General information
- Location: Hudson Avenue and Fulton Street Downtown Brooklyn, Brooklyn, New York
- Coordinates: 40°41′19.15″N 73°58′49.03″W﻿ / ﻿40.6886528°N 73.9802861°W
- Line: BMT Fifth Avenue Line
- Platforms: 1 island platforms
- Tracks: 2

Construction
- Structure type: Elevated

History
- Opened: July 27, 1889; 137 years ago
- Closed: May 31, 1940; 86 years ago

Former services
| Preceding station | BMT Lines |  |  | Following station |
| Bridge Street toward Sands Street |  | 5: Culver "L" service Local |  | Atlantic Avenue toward Stillwell Avenue |
|  | 6: Fifth Avenue–Bay Ridge |  | Atlantic Avenue toward 65th Street |

Location

= Fulton Street station (BMT Fifth Avenue Line) =

Railway station in Brooklyn, New York City

The Fulton Street station was a station on the demolished section of the BMT Fifth Avenue Line in Brooklyn, New York City. Served by trains of the BMT Culver Line and BMT Fifth Avenue Line, it had two tracks and one island platform. The station was opened on July 27, 1889, at Hudson Avenue and Fulton Street, and was the northernmost Fifth Avenue Line station before the line merged with the BMT Myrtle Avenue Line.

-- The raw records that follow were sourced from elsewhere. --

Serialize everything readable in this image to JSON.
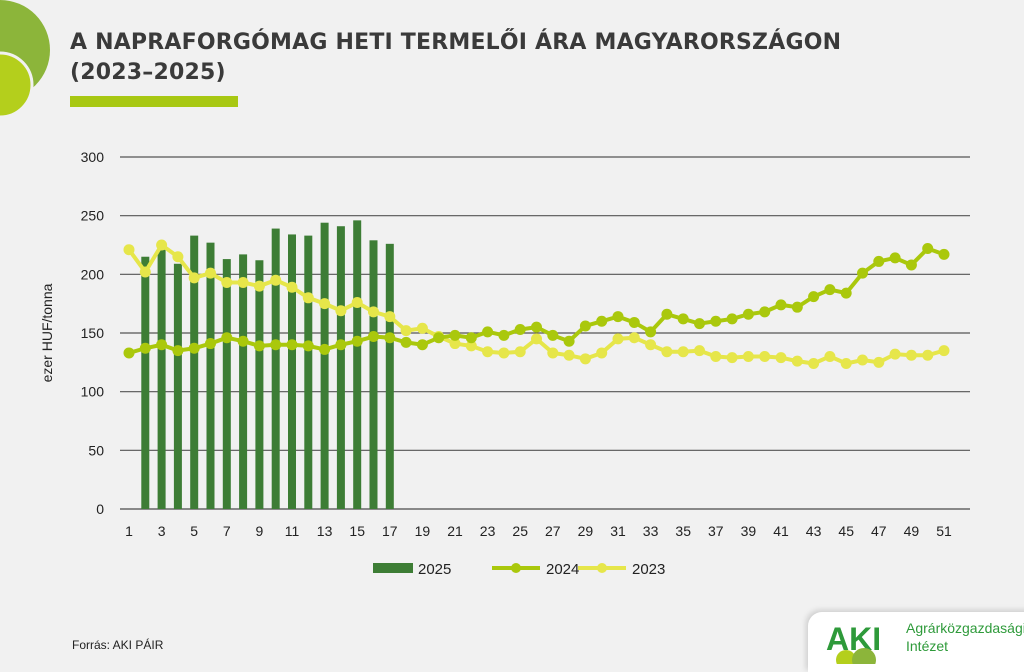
{
  "title_line1": "A NAPRAFORGÓMAG HETI TERMELŐI ÁRA MAGYARORSZÁGON",
  "title_line2": "(2023–2025)",
  "source": "Forrás: AKI PÁIR",
  "logo": {
    "mark": "AKI",
    "line1": "Agrárközgazdasági",
    "line2": "Intézet"
  },
  "colors": {
    "accent": "#a8c813",
    "bar2025": "#3d7d35",
    "line2024": "#aac80c",
    "line2023": "#e6e64a"
  },
  "chart_data": {
    "type": "bar+line",
    "ylabel": "ezer HUF/tonna",
    "ylim": [
      0,
      300
    ],
    "yticks": [
      0,
      50,
      100,
      150,
      200,
      250,
      300
    ],
    "xticks": [
      1,
      3,
      5,
      7,
      9,
      11,
      13,
      15,
      17,
      19,
      21,
      23,
      25,
      27,
      29,
      31,
      33,
      35,
      37,
      39,
      41,
      43,
      45,
      47,
      49,
      51
    ],
    "grid": true,
    "legend": "bottom",
    "series": [
      {
        "name": "2025",
        "type": "bar",
        "weeks": [
          2,
          3,
          4,
          5,
          6,
          7,
          8,
          9,
          10,
          11,
          12,
          13,
          14,
          15,
          16,
          17
        ],
        "values": [
          215,
          221,
          209,
          233,
          227,
          213,
          217,
          212,
          239,
          234,
          233,
          244,
          241,
          246,
          229,
          226
        ]
      },
      {
        "name": "2024",
        "type": "line",
        "values": [
          133,
          137,
          140,
          135,
          137,
          141,
          146,
          143,
          139,
          140,
          140,
          139,
          136,
          140,
          143,
          147,
          146,
          142,
          140,
          146,
          148,
          146,
          151,
          148,
          153,
          155,
          148,
          143,
          156,
          160,
          164,
          159,
          151,
          166,
          162,
          158,
          160,
          162,
          166,
          168,
          174,
          172,
          181,
          187,
          184,
          201,
          211,
          214,
          208,
          222,
          217
        ]
      },
      {
        "name": "2023",
        "type": "line",
        "values": [
          221,
          202,
          225,
          215,
          197,
          201,
          193,
          193,
          190,
          195,
          189,
          180,
          175,
          169,
          176,
          168,
          164,
          152,
          154,
          147,
          141,
          139,
          134,
          133,
          134,
          145,
          133,
          131,
          128,
          133,
          145,
          146,
          140,
          134,
          134,
          135,
          130,
          129,
          130,
          130,
          129,
          126,
          124,
          130,
          124,
          127,
          125,
          132,
          131,
          131,
          135
        ]
      }
    ]
  }
}
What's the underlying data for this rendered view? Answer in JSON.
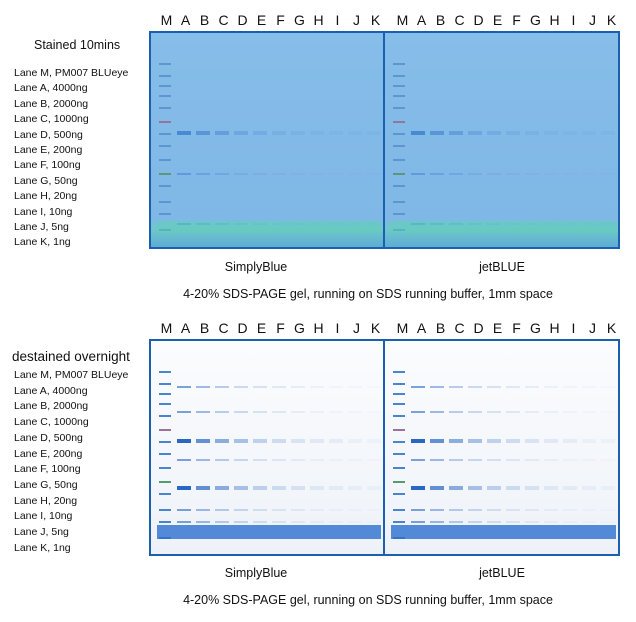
{
  "lane_letters": [
    "M",
    "A",
    "B",
    "C",
    "D",
    "E",
    "F",
    "G",
    "H",
    "I",
    "J",
    "K"
  ],
  "top_panel": {
    "title": "Stained 10mins",
    "left_gel_label": "SimplyBlue",
    "right_gel_label": "jetBLUE",
    "caption": "4-20% SDS-PAGE gel, running on SDS running buffer, 1mm space"
  },
  "bottom_panel": {
    "title": "destained overnight",
    "left_gel_label": "SimplyBlue",
    "right_gel_label": "jetBLUE",
    "caption": "4-20% SDS-PAGE gel, running on SDS running buffer, 1mm space"
  },
  "lanes_legend": [
    "Lane M, PM007 BLUeye",
    "Lane A, 4000ng",
    "Lane B, 2000ng",
    "Lane C, 1000ng",
    "Lane D,  500ng",
    "Lane E,  200ng",
    "Lane F,  100ng",
    "Lane G,  50ng",
    "Lane H,  20ng",
    "Lane I,  10ng",
    "Lane J,  5ng",
    "Lane K,  1ng"
  ],
  "colors": {
    "border": "#1a5fb0",
    "stained_gel": "#7fb6e6",
    "destained_gel": "#f4f6fa",
    "band": "#1d5fc0"
  }
}
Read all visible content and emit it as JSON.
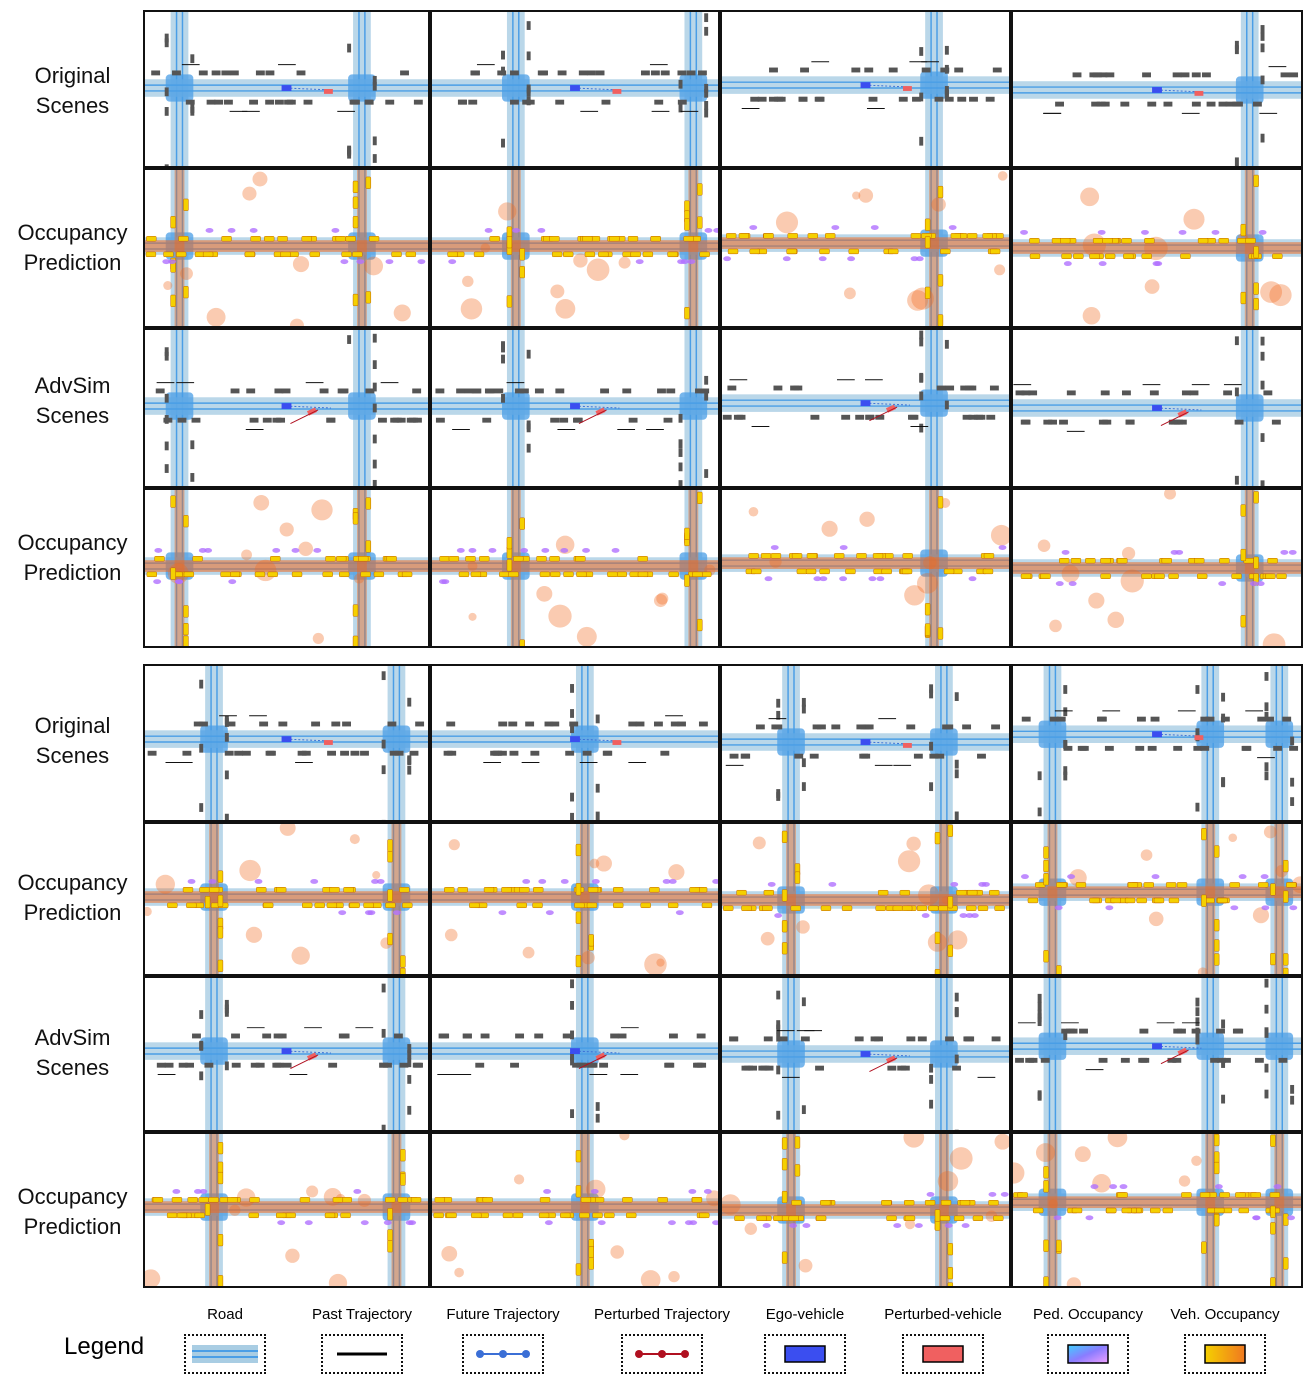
{
  "row_labels": [
    {
      "line1": "Original",
      "line2": "Scenes"
    },
    {
      "line1": "Occupancy",
      "line2": "Prediction"
    },
    {
      "line1": "AdvSim",
      "line2": "Scenes"
    },
    {
      "line1": "Occupancy",
      "line2": "Prediction"
    },
    {
      "line1": "Original",
      "line2": "Scenes"
    },
    {
      "line1": "Occupancy",
      "line2": "Prediction"
    },
    {
      "line1": "AdvSim",
      "line2": "Scenes"
    },
    {
      "line1": "Occupancy",
      "line2": "Prediction"
    }
  ],
  "legend": {
    "title": "Legend",
    "items": [
      {
        "label": "Road",
        "icon": "road-icon"
      },
      {
        "label": "Past Trajectory",
        "icon": "past-trajectory-icon"
      },
      {
        "label": "Future Trajectory",
        "icon": "future-trajectory-icon"
      },
      {
        "label": "Perturbed Trajectory",
        "icon": "perturbed-trajectory-icon"
      },
      {
        "label": "Ego-vehicle",
        "icon": "ego-vehicle-icon"
      },
      {
        "label": "Perturbed-vehicle",
        "icon": "perturbed-vehicle-icon"
      },
      {
        "label": "Ped. Occupancy",
        "icon": "ped-occupancy-icon"
      },
      {
        "label": "Veh. Occupancy",
        "icon": "veh-occupancy-icon"
      }
    ]
  },
  "colors": {
    "road": "#a9cde3",
    "lane": "#4a9ee6",
    "building": "#555555",
    "ego": "#3b4ef0",
    "perturbed": "#f06060",
    "future": "#3b6fd6",
    "perturbed_traj": "#b01020",
    "veh_occ": "#f5d000",
    "heat": "#f06a20",
    "ped_occ": "#b070ff"
  }
}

It also had connections to the Fulton Street, DeKalb Avenue, and Flatbush Avenue Line streetcars. The next stop to the north was Bridge–Jay Streets. The next stop to the south was Atlantic Avenue, which still exists today as the Atlantic Avenue–Barclays Center subway station complex. It closed on May 31, 1940.